12. Common Interview Problems

LC #ProblemPattern / Note
104Maximum Depth of Binary TreePost-order; height computation
110Balanced Binary TreeFused post-order returning (balanced, height)
100Same TreeParallel pre-order on two trees
101Symmetric TreeMirror-recursion on left/right of root
222Count Complete Tree NodesExploit completeness for O(log² n)
226Invert Binary TreePost-order swap
199Binary Tree Right Side ViewLevel-order; emit last node per level
543Diameter of Binary TreeSee Tree Diameter
124Binary Tree Maximum Path SumPost-order with global update
297Serialize / DeserializeSee Serialize and Deserialize Binary Tree
236Lowest Common AncestorSee Lowest Common Ancestor
105 / 106Construct from preorder + inorder / inorder + postorderSee Tree Traversals
96Unique Binary Search TreesCatalan number application

13. Open Questions

  • When does the array-encoded complete-binary-tree representation beat a pointer-based one in practice?
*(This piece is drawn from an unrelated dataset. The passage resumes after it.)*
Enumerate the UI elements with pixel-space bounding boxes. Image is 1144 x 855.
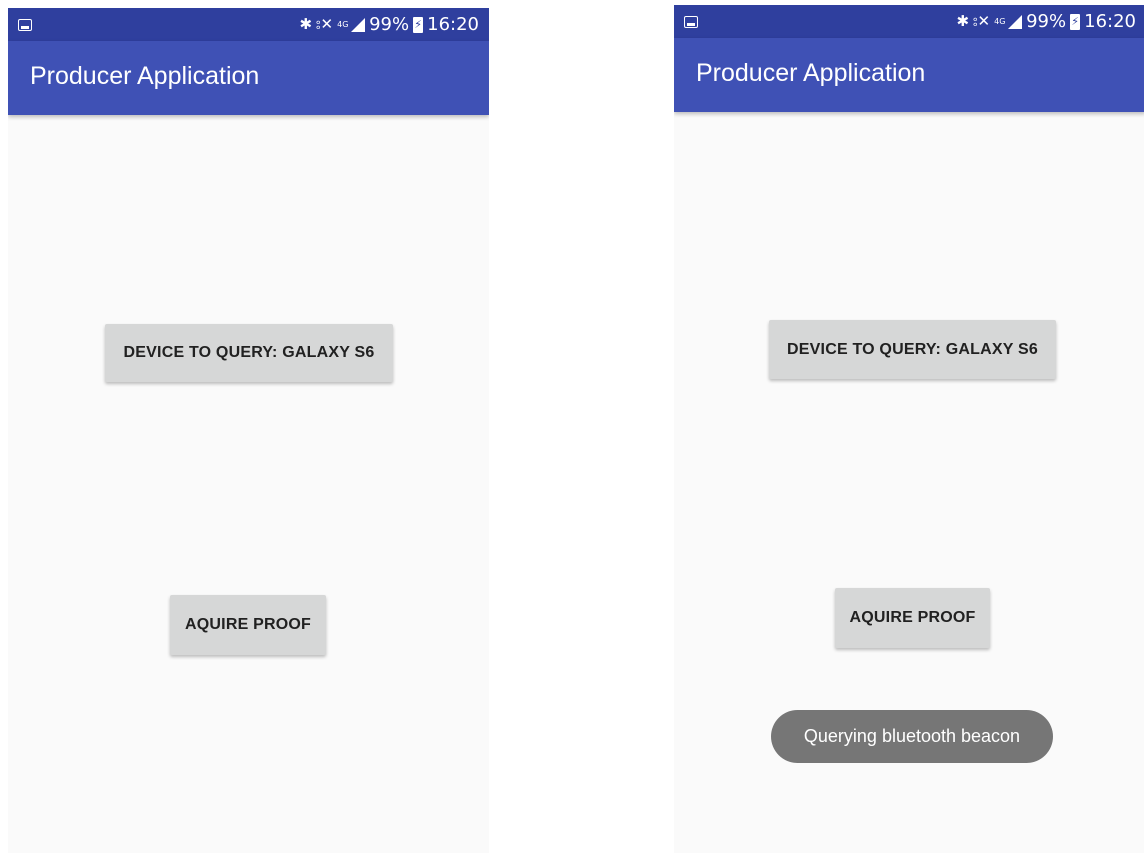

Heaps and segment trees clearly do. For other complete-tree workloads it depends on cache behavior and update patterns.
  • Is there a unifying language for “full + complete + perfect + balanced + degenerate” that doesn’t require five overlapping definitions? The literature has not converged.
  • Why do Catalan numbers appear in both “number of binary tree shapes on n nodes” and “number of valid parenthesizations of n pairs”? They count the same set of recursive structures up to bijection, but the deeper combinatorial reason is worth its own note.